Thank you. As someone who lives in Southeast Asia (and who also has lived in East Asia -- pardon the deliberate vagueness, for I do not wish to reveal too many potentially personally identifying information), this is how many of us in these regions view the current tensions between China and Taiwan as well.

Don't get me wrong; we acknowledge that many Taiwanese people want independence, that they are a people with their own aspirations and agency. But we can also see that the US -- and its European friends, which often blindly adopt its rhetoric and foreign policy -- is deliberately using Taiwan as a disposable pawn to attempt to provoke China into a conflict. The US will do what it has always done ever since the post-WW2 period -- destabilise entire regions of countries to further its own imperialistic goals, causing the deaths and suffering of millions, and then leaving the local populations to deal with the fallout for many decades after.

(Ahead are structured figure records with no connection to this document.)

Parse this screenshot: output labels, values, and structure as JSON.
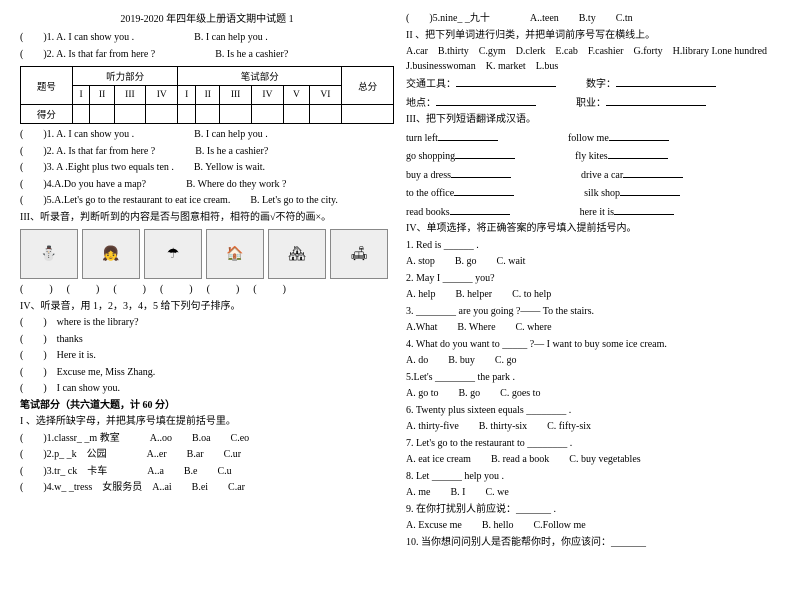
{
  "header": {
    "title": "2019-2020 年四年级上册语文期中试题 1"
  },
  "left": {
    "qA1": "(　　)1. A. I can show you .　　　　　　B. I can help you .",
    "qA2": "(　　)2. A. Is that far from here ?　　　　　　B. Is he a cashier?",
    "scoreTable": {
      "listen": "听力部分",
      "written": "笔试部分",
      "row": "题号",
      "score": "得分",
      "total": "总分",
      "cols": [
        "I",
        "II",
        "III",
        "IV",
        "I",
        "II",
        "III",
        "IV",
        "V",
        "VI"
      ]
    },
    "l1": "(　　)1. A. I can show you .　　　　　　B. I can help you .",
    "l2": "(　　)2. A. Is that far from here ?　　　　B. Is he a cashier?",
    "l3": "(　　)3. A .Eight plus two equals ten .　　B. Yellow is wait.",
    "l4": "(　　)4.A.Do you have a map?　　　　B. Where do they work ?",
    "l5": "(　　)5.A.Let's go to the restaurant to eat ice cream.　　B. Let's go to the city.",
    "secIII": "III、听录音，判断听到的内容是否与图意相符，相符的画√不符的画×。",
    "bracketRow": "(　　)　(　　)　(　　)　(　　)　(　　)　(　　)",
    "secIV": "IV、听录音，用 1，2，3，4，5 给下列句子排序。",
    "s1": "(　　)　where is the library?",
    "s2": "(　　)　thanks",
    "s3": "(　　)　Here it is.",
    "s4": "(　　)　Excuse me, Miss Zhang.",
    "s5": "(　　)　I can show you.",
    "writtenHdr": "笔试部分（共六道大题，计 60 分）",
    "secI": "I 、选择所缺字母，并把其序号填在提前括号里。",
    "c1a": "(　　)1.classr_ _m 教室",
    "c1b": "A..oo　　B.oa　　C.eo",
    "c2a": "(　　)2.p_ _k　公园",
    "c2b": "A..er　　B.ar　　C.ur",
    "c3a": "(　　)3.tr_ ck　卡车",
    "c3b": "A..a　　B.e　　C.u",
    "c4a": "(　　)4.w_ _tress　女服务员",
    "c4b": "A..ai　　B.ei　　C.ar"
  },
  "right": {
    "c5a": "(　　)5.nine_ _九十",
    "c5b": "A..teen　　B.ty　　C.tn",
    "secII": "II 、把下列单词进行归类，并把单词前序号写在横线上。",
    "words": "A.car　B.thirty　C.gym　D.clerk　E.cab　F.cashier　G.forty　H.library I.one hundred　J.businesswoman　K. market　L.bus",
    "cat1a": "交通工具：",
    "cat1b": "数字：",
    "cat2a": "地点：",
    "cat2b": "职业：",
    "secIII": "III、把下列短语翻译成汉语。",
    "p1a": "turn left",
    "p1b": "follow me",
    "p2a": "go shopping",
    "p2b": "fly kites",
    "p3a": "buy a dress",
    "p3b": "drive a car",
    "p4a": "to the office",
    "p4b": "silk shop",
    "p5a": "read books",
    "p5b": "here it is",
    "secIV": "IV、单项选择，将正确答案的序号填入提前括号内。",
    "m1": "1. Red is ______ .",
    "m1o": "A. stop　　B. go　　C. wait",
    "m2": "2. May I ______ you?",
    "m2o": "A. help　　B. helper　　C. to help",
    "m3": "3. ________ are you going ?—— To the stairs.",
    "m3o": "A.What　　B. Where　　C. where",
    "m4": "4. What do you want to _____ ?— I want to buy some ice cream.",
    "m4o": "A. do　　B. buy　　C. go",
    "m5": "5.Let's ________ the park .",
    "m5o": "A.  go to　　B. go　　C. goes to",
    "m6": "6. Twenty plus sixteen equals ________ .",
    "m6o": "A. thirty-five　　B. thirty-six　　C. fifty-six",
    "m7": "7. Let's go to the restaurant to ________ .",
    "m7o": "A. eat ice cream　　B. read a book　　C. buy vegetables",
    "m8": "8. Let ______ help you .",
    "m8o": "A. me　　B. I　　C. we",
    "m9": "9. 在你打扰别人前应说：_______ .",
    "m9o": "A. Excuse me　　B. hello　　C.Follow me",
    "m10": "10. 当你想问问别人是否能帮你时，你应该问：_______"
  }
}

Without the US intentionally stoking the flames of mutual antagonism between China and Taiwan, the two countries could have slowly (perhaps over the next decades) come to terms with each other, be it voluntary reunification or peaceful separation. If you know a bit of Chinese history, it is not entirely far-fetched at all to think that the Chinese might eventually agree to recognising Taiwan as an independent nation, but now this option has now been denied because the US has decided to use Taiwan as a pawn in a proxy conflict.

To anticipate questions about China's military invasion of Taiwan by 2027: No, I do not believe it will happen. Don't believe everything the US authorities claim.